Drawing samples from multinomial using Theano

I'm currently implementing a convolutional RBM and I'm using Theano for that.

My current implementation seems to be pretty slow and profiling showed that it's mainly due to the Gibbs sampling steps. In fact, I am using Theano's shared randomstreams to generate multinomial samples.

However, I found an improved version of Theano's random stream here which meets all the performance demands I have.

Unfortunately, this experimental random generator only supports two-dimensional matrices and I have to use it for a tensor4-object (4D-Matrix) as this is the result from Theano's nnet conv2d operation.

Do you know if there's an efficient way to draw samples from a 4D-matrix that has the following structure:

Samplesize x 1 x N x M

where I would like to draw from one of columns (third dimension), giving me a code like this:

    for sample in range(numSamples):
        for col in range(numCols):
            drawMultinomial(n=1, pvals=data[sample,0,col,:])

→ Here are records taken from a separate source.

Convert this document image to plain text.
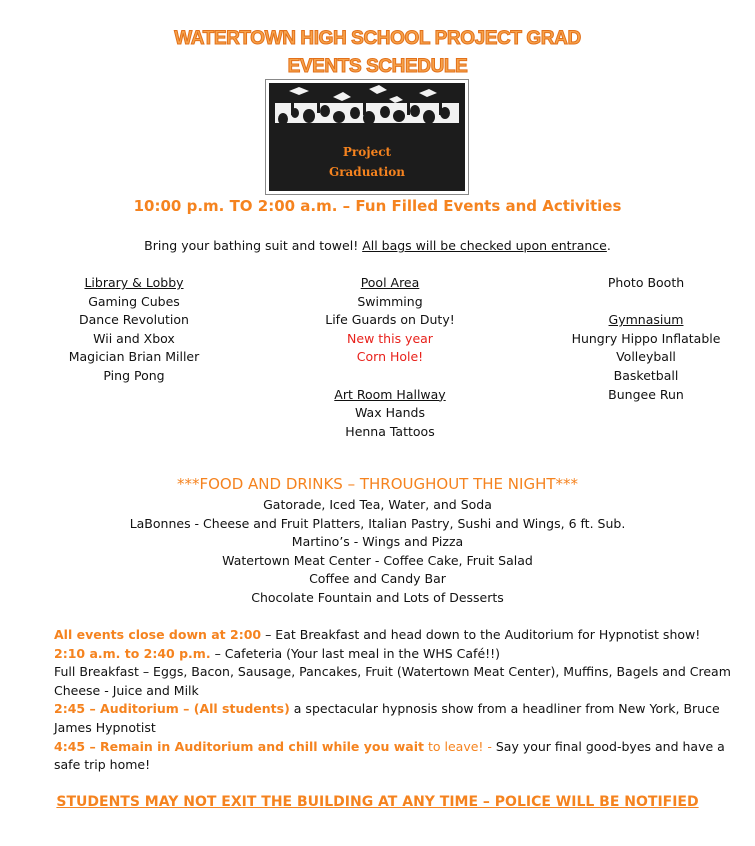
WATERTOWN HIGH SCHOOL PROJECT GRAD
EVENTS SCHEDULE
Project
Graduation
10:00 p.m. TO 2:00 a.m. – Fun Filled Events and Activities
Bring your bathing suit and towel! All bags will be checked upon entrance.
Library & Lobby
Gaming Cubes
Dance Revolution
Wii and Xbox
Magician Brian Miller
Ping Pong
Pool Area
Swimming
Life Guards on Duty!
New this year
Corn Hole!
Art Room Hallway
Wax Hands
Henna Tattoos
Photo Booth
Gymnasium
Hungry Hippo Inflatable
Volleyball
Basketball
Bungee Run
***FOOD AND DRINKS – THROUGHOUT THE NIGHT***
Gatorade, Iced Tea, Water, and Soda
LaBonnes - Cheese and Fruit Platters, Italian Pastry, Sushi and Wings, 6 ft. Sub.
Martino’s - Wings and Pizza
Watertown Meat Center - Coffee Cake, Fruit Salad
Coffee and Candy Bar
Chocolate Fountain and Lots of Desserts
All events close down at 2:00 – Eat Breakfast and head down to the Auditorium for Hypnotist show!
2:10 a.m. to 2:40 p.m. – Cafeteria (Your last meal in the WHS Café!!)
Full Breakfast – Eggs, Bacon, Sausage, Pancakes, Fruit (Watertown Meat Center), Muffins, Bagels and Cream Cheese - Juice and Milk
2:45 – Auditorium – (All students) a spectacular hypnosis show from a headliner from New York, Bruce James Hypnotist
4:45 – Remain in Auditorium and chill while you wait to leave! - Say your final good-byes and have a safe trip home!
STUDENTS MAY NOT EXIT THE BUILDING AT ANY TIME – POLICE WILL BE NOTIFIED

But this code would be really slow and I'd like to do this efficiently and on the GPU.

So any help would be much appreciated.

Solution

So I found the solution that worked out for me with a rather simple dimshuffle/reshape combination that is undone after the sampling.

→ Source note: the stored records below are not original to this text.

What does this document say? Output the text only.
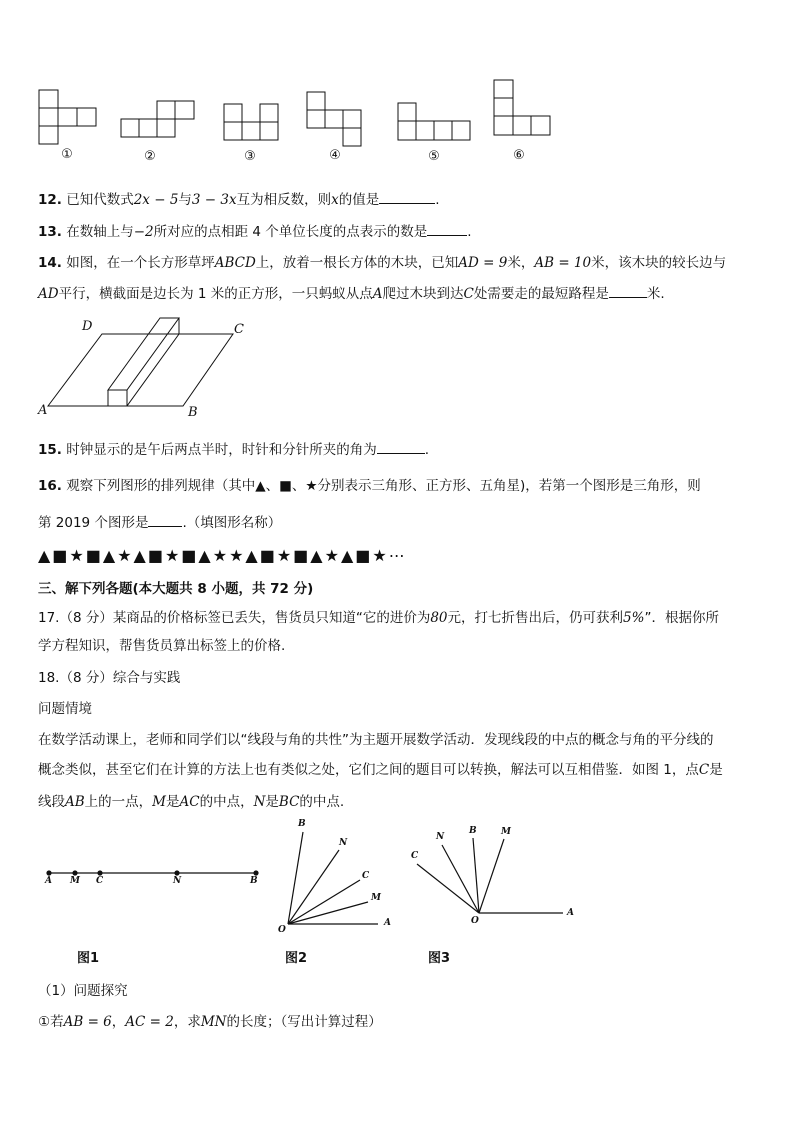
①	②	③	④	⑤	⑥
12. 已知代数式2x − 5与3 − 3x互为相反数，则x的值是	.
13. 在数轴上与−2所对应的点相距 4 个单位长度的点表示的数是	.
14. 如图，在一个长方形草坪ABCD上，放着一根长方体的木块，已知AD = 9米，AB = 10米，该木块的较长边与
AD平行，横截面是边长为 1 米的正方形，一只蚂蚁从点A爬过木块到达C处需要走的最短路程是	米.
D	C
A	B
15. 时钟显示的是午后两点半时，时针和分针所夹的角为	.
16. 观察下列图形的排列规律（其中▲、■、★分别表示三角形、正方形、五角星)，若第一个图形是三角形，则
第 2019 个图形是	.（填图形名称）
▲■★■▲★▲■★■▲★★▲■★■▲★▲■★⋯
三、解下列各题(本大题共 8 小题，共 72 分)
17.（8 分）某商品的价格标签已丢失，售货员只知道“它的进价为80元，打七折售出后，仍可获利5%”．根据你所
学方程知识，帮售货员算出标签上的价格.
18.（8 分）综合与实践
问题情境
在数学活动课上，老师和同学们以“线段与角的共性”为主题开展数学活动．发现线段的中点的概念与角的平分线的
概念类似，甚至它们在计算的方法上也有类似之处，它们之间的题目可以转换，解法可以互相借鉴．如图 1，点C是
线段AB上的一点，M是AC的中点，N是BC的中点.
A M C	N	B
B
N
C
M
O
A
N
B	M
C
O
A
图1	图2	图3
（1）问题探究
①若AB = 6，AC = 2，求MN的长度；（写出计算过程）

def sampleVisibleLayer (self, V):
    reshaped = V.dimshuffle(0, 1, 3, 2).reshape((V.shape[0]*V.shape[3], V.shape[2]))
    S_reshaped = self.theano_rng.multinomial(n=1,pvals=reshaped)
    S = S_reshaped.reshape((V.shape[0], 1, V.shape[3], V.shape[2])).dimshuffle(0, 1, 3, 2)

This solution worked well for me even though the batch size has some limits following this approach. Since the reshaped matrix can become very large, we can run into situations were the random generator raises an error message even though it's not mentioned in the documentation.

The solution is also quite fast since dimshuffle and reshape are performed in O(1).